Experimental and numerical investigation of tool-part interacions in composites manufacturing

Abstract

Composite parts may undergo some shape distortions due to the residual stresses generated during the cure cycle. This may cause difficulties in assembling composite structures. This experimental and numerical work is done to investigate shape distortions, and stress distributions built up during manufacturing due to tool-part interaction. In the numerical study, tool-part interaction induced warpage effects are modeled for flat composite strips in three different ways by using a three step finite element analysis procedure. The analysis is based on a number of simplifying assumptions, most of which are reasonable. Vitrification is treated as a point at which the material suddenly changes from the rubbery to glassy state with constant properties in each case. The models developed take into account the observations on the interactions between the tool and the part and between the prepreg layers themselves, and a work has been carried out to investigate the effect of various process parameters and interface properties on the manufacturing distortions of composite parts.
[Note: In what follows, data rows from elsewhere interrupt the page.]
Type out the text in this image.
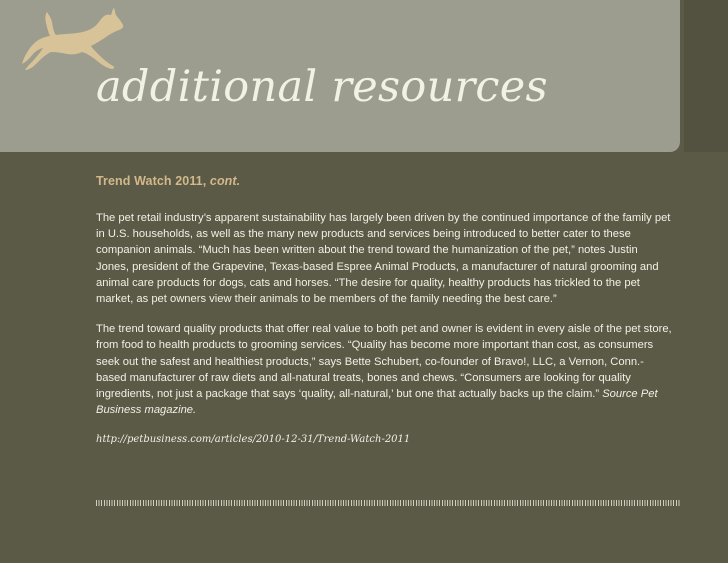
additional resources
Trend Watch 2011, cont.

The pet retail industry’s apparent sustainability has largely been driven by the continued importance of the family pet in U.S. households, as well as the many new products and services being introduced to better cater to these companion animals. “Much has been written about the trend toward the humanization of the pet,” notes Justin Jones, president of the Grapevine, Texas-based Espree Animal Products, a manufacturer of natural grooming and animal care products for dogs, cats and horses. “The desire for quality, healthy products has trickled to the pet market, as pet owners view their animals to be members of the family needing the best care.”

The trend toward quality products that offer real value to both pet and owner is evident in every aisle of the pet store, from food to health products to grooming services. “Quality has become more important than cost, as consumers seek out the safest and healthiest products,” says Bette Schubert, co-founder of Bravo!, LLC, a Vernon, Conn.-based manufacturer of raw diets and all-natural treats, bones and chews. “Consumers are looking for quality ingredients, not just a package that says ‘quality, all-natural,’ but one that actually backs up the claim.” Source Pet Business magazine.

http://petbusiness.com/articles/2010-12-31/Trend-Watch-2011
Elasticity solutions were made to compare the results of the two finite element models mentioned above. A closed-form analytical model based on the theory of elasticity is implemented to analyze the process-induced stresses and deformations that develop during the cure cycle of a composite flat part. Solutions were obtained for the sticking and sliding boundary conditions. Through tension test, by loading and unloading a single uncured ply, a load displacement data obtained, which is then converted into stress-strain relation. The difference between the loading and unloading curves reveals the initial waviness of fibers. The effect of this behavior on fibre stress development due to tool-part interaction is analyzed. Tool-part investigation is further investigated by marked-tool test. This test is a new method to measure the degree of tool-part interaction. End observations were made through image analysis of the samples cut from the corners of both ends of the specimens under the optical microscope. These experimental observations are tried to be explained by the help of analytical tools developed.